We know exactly what the police were doing in respect of Leather Apron at the time because we have Inspector Helson's report on 7 September which says:
"...careful search has been, and is continued to be made to find this man.."
We don't, therefore, need to rely on an ambiguous and uninformed newspaper report.
"I said so" isn't a reasonable argument, which is Mr O's style
Actually, Michael, that is the very opposite of my style. My style is invariably to provide supporting evidence of my claims in my posts, even at the risk of those posts being overlong. You would have appreciated this had you actually taken the time to read my posts rather than trying to avoid responding to them.
In this thread for example, I repeatedly mentioned Inspector Helson's report as evidence that Pizer was known as Leather Apron, something which you all but ignored until you wrongly claimed, for some reason, that it didn't mention Mary Ann Nichols, and then got all upset when I pointed out you were wrong about that.
If you want an example of someone making a post without any evidence in support look no further than your own at #7 in this thread:
"Since we have known all along that the apron was owned by someone who used leather aprons from that same house...with only a brief period after its discovery where this fact was unknown...the fascination should be over with this artifact.
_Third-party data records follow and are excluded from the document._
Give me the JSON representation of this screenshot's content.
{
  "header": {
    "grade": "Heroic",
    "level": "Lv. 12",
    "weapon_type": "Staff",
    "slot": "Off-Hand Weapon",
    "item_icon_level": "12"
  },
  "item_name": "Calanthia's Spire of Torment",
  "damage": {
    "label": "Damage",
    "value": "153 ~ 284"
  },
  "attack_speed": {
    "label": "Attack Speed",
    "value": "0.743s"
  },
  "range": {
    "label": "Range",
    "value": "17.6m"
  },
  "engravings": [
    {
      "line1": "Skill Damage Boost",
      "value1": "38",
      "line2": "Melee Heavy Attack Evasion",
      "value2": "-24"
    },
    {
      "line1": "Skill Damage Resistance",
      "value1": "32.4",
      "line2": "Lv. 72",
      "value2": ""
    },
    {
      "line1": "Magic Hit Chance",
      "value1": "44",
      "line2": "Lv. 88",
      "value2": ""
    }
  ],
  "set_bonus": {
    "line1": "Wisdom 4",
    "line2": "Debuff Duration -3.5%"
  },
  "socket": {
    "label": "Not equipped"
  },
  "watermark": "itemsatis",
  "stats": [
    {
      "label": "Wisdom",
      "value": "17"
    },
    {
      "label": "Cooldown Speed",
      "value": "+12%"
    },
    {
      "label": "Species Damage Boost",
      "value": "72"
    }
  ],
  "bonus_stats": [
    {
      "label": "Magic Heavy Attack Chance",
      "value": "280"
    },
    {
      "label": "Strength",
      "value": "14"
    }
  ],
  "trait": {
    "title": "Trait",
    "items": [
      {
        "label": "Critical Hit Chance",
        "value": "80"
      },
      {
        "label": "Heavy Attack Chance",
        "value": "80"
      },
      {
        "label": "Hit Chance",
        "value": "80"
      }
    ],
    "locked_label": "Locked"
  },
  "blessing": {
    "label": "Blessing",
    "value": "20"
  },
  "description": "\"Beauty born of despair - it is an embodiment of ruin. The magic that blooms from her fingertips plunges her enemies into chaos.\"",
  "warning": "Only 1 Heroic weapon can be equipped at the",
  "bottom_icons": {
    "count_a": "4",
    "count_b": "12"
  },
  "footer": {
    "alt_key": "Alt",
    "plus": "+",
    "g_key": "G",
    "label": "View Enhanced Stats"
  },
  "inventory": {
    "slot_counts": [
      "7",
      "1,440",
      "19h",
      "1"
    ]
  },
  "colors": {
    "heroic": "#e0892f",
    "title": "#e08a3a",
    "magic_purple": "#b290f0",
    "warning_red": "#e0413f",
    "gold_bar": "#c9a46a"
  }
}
The only way it remains interesting is that it was used as an excuse to exonerate Pizer by the police...by coercing him into stating that a name that was never known to be used to describe him by anyone, was indeed his anyway."
Why should we believe any of that? Because you said so?
Morning Advertiser 12th Sept;
"mrs. Fiddyman, the landlay of the house into which it was stated a blood-stained and wild-looking man entered shortly after the hour at which the murder was probably committed on Saturday morning, has been taken to Leman-street station, and on seeing Pizer she expressed herself as quite certain that he was not the man who came into her house on the occasion spoken of."
I believe it's possible, that this specific apron could have actually been worn by JtR in the Chapman & previous murders, which started the Leather Apron rumours in the first place. If he washed the blood off it immediately after the murder, with Mrs Richardson claiming it was only wet due to being washed days earlier, then it is likely a piece of evidence that has largely been over looked.
Of course, this could make Mrs Richardson complicit in the crime, as an accessory after the fact - which I suspect she would only do to protect a member of her own family.